You can now manually set the resolution for specific images to match task requirements. A 70-token budget is ideal for fast classification, while the 1120-token maximum provides the fine-grained detail needed for document analysis. These controls are available alongside Gemma 4 training on Fireworks AI.

Still wondering? A few quick answers below.

Gemma 4 natively supports variable aspect ratios, meaning it can process very wide or very tall images without forcing them into a fixed square shape. This allows the model to preserve the original dimensions of an input image, which is particularly useful for tasks like document analysis or processing panoramic visuals.

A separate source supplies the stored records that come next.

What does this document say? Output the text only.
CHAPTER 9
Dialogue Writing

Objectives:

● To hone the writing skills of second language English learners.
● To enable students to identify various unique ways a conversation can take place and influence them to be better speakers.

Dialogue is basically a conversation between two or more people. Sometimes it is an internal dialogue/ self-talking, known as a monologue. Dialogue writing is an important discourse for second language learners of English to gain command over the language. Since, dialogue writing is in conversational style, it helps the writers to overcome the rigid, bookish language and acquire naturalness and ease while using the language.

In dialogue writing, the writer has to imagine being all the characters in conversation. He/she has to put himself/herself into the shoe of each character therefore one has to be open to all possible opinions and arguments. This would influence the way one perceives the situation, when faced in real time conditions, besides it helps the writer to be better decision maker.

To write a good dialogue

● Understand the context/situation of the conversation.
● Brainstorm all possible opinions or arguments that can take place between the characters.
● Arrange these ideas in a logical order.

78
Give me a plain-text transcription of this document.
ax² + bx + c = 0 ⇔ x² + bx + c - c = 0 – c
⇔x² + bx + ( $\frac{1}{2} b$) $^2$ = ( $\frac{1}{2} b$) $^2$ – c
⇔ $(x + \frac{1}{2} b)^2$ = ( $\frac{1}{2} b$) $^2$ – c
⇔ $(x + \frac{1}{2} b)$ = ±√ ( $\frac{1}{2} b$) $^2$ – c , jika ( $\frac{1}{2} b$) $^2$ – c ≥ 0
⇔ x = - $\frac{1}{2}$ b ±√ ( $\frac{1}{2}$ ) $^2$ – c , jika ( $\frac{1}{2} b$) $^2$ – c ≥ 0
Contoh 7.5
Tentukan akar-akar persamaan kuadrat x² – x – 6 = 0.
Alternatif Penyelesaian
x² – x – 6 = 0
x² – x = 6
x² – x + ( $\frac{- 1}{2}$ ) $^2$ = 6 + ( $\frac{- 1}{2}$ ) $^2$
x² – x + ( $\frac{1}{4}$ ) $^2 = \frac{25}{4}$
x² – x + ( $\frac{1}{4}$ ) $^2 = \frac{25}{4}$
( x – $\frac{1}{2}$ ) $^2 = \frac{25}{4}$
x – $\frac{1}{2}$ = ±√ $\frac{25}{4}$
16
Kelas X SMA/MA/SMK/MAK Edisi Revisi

Developers can manually configure the resolution of an image by setting a visual token budget. Gemma 4 supports five specific budget sizes: 70, 140, 280, 560, or 1120 visual tokens. A larger budget generates more tokens, providing the large language model with a finer-grained view of the image for detailed tasks.

In Gemma 4, a visual token is a large square representing a specific area of an image. Each token is created by taking multiple smaller patches, generating an embedding for each, and then averaging those embeddings together. This process converts raw visual data into a format the language model can understand and process.

To ensure the model understands the layout of images with variable aspect ratios, Gemma 4 uses 2D rotary positional embeddings. These embeddings act as a coordinate system, allowing the model to know exactly where each visual token is positioned in 2D space, even when the input image is unusually wide or tall.